# When to seperate?



## fish_4_all (Jun 3, 2006)

I have a Crypt Red Wendtii and a Crypt Lucens that seem to be getting crowded. The Red wendtii is shading itself and the larger leaves are loosing out the new growth. There is about 50 leaves from this plant and it's two sister plants. The Lucens has about 30 leaves and have slowed a little in growth once it grew 15+ leaves in about 2 weeks. Is it time to break up the happy families or should I leave them alone and only take off the sisters plants of the Wendtii?


----------



## Zapins (Jul 28, 2004)

You could remove some of the smaller crypts if you want. 

Though the main plant probably does not HAVE to be split. Crypts do not need that much light to survive and flourish so I suspect that if your lighting is decent, then the leaves are probably getting enough light.

However, if you see the shaded leaves starting to die off, or if it is very dark under all the leaves you might want to consider pruning some of the larger leaves back so the light gets through easier.
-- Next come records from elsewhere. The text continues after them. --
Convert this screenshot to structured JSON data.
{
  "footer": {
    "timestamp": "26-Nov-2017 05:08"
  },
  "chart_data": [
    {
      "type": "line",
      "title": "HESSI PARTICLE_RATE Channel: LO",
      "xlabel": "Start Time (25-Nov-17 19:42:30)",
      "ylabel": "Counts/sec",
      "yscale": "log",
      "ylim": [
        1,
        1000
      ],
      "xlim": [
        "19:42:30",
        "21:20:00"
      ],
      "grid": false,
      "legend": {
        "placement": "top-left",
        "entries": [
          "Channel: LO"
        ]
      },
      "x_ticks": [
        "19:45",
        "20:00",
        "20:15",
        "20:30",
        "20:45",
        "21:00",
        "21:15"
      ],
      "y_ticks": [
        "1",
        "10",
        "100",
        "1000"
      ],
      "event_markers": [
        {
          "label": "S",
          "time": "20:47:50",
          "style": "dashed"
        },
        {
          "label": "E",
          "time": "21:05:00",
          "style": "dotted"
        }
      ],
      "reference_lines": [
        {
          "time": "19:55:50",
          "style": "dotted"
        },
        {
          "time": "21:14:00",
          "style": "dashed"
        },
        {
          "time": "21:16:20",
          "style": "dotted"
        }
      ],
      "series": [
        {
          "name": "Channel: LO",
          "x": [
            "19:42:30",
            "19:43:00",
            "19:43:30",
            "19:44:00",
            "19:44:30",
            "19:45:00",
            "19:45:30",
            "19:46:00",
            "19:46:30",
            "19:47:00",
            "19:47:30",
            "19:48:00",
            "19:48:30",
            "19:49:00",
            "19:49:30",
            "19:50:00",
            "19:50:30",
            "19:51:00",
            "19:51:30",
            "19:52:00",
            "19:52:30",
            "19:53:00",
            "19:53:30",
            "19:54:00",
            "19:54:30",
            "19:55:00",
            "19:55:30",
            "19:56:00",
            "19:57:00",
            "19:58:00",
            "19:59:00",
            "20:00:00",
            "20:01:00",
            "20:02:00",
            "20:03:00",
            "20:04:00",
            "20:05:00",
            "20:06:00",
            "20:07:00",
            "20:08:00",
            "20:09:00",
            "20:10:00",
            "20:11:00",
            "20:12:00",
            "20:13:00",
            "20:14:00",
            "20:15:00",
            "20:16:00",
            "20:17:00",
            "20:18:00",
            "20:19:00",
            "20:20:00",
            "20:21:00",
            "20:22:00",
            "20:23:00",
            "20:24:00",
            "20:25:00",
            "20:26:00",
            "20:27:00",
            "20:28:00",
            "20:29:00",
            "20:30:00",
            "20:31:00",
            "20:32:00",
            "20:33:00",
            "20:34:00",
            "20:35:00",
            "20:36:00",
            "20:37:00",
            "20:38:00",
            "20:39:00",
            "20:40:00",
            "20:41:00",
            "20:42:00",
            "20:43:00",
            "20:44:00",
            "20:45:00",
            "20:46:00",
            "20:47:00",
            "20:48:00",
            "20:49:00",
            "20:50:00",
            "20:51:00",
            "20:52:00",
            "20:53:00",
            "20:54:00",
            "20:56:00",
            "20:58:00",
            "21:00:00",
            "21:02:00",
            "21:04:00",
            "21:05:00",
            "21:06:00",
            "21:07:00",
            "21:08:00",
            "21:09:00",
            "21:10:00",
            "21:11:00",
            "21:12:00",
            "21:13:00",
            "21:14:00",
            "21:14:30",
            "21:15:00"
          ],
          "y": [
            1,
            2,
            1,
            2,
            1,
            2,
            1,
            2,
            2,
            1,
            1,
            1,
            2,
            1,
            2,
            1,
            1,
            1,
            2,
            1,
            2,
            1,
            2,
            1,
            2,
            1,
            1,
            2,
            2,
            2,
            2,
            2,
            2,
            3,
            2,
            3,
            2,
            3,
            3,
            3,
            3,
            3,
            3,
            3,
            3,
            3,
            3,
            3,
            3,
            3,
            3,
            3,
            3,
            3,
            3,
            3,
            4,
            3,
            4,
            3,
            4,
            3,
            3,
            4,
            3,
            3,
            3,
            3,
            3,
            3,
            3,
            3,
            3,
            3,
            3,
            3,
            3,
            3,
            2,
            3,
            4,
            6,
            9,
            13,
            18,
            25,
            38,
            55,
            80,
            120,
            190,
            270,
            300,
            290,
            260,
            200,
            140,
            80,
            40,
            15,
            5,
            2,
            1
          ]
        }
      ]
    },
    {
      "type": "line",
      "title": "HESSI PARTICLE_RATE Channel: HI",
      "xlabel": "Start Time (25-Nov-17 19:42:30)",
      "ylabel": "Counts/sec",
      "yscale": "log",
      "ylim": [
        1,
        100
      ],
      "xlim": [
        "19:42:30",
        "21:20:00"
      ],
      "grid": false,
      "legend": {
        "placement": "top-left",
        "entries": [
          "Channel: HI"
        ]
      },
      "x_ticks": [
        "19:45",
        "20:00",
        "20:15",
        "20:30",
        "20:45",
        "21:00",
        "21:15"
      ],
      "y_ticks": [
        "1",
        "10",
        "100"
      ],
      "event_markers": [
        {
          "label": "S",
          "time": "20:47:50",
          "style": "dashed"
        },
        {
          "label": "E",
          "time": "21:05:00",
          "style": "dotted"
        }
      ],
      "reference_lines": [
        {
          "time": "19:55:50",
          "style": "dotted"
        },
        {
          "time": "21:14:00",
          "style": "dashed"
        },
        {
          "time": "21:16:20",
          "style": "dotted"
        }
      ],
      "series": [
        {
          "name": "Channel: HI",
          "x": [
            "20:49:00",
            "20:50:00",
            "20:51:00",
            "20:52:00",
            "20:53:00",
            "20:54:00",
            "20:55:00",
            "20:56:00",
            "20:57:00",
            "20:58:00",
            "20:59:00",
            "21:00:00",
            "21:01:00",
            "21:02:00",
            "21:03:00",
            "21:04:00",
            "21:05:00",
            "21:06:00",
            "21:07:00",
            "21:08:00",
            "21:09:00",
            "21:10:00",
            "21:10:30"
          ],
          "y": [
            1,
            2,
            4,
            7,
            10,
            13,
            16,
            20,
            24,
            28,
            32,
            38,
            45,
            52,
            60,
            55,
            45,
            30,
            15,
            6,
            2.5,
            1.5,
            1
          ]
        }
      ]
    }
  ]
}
15 leaves is pretty impressive! My lucens does not grow nearly as fast as that! You must be doing something right!


----------



## fish_4_all (Jun 3, 2006)

Red Wendtii is 7-8 inches across and Lucens is now putting out 3 more leaves. I keep trimming the ones that are infesetd wiith algae the worst, hair alage I think. You should be able to see it on the lucens, it is really bad but hopefully when I remove the rockwool today, it will go away as I remove some of the worst leaves. I also plan to get some otos and maybe some SAE but they will get way too big for a 10 gallon. If you can tell me for sure what kind and let me know if the otos will eat I woud be greatful!


----------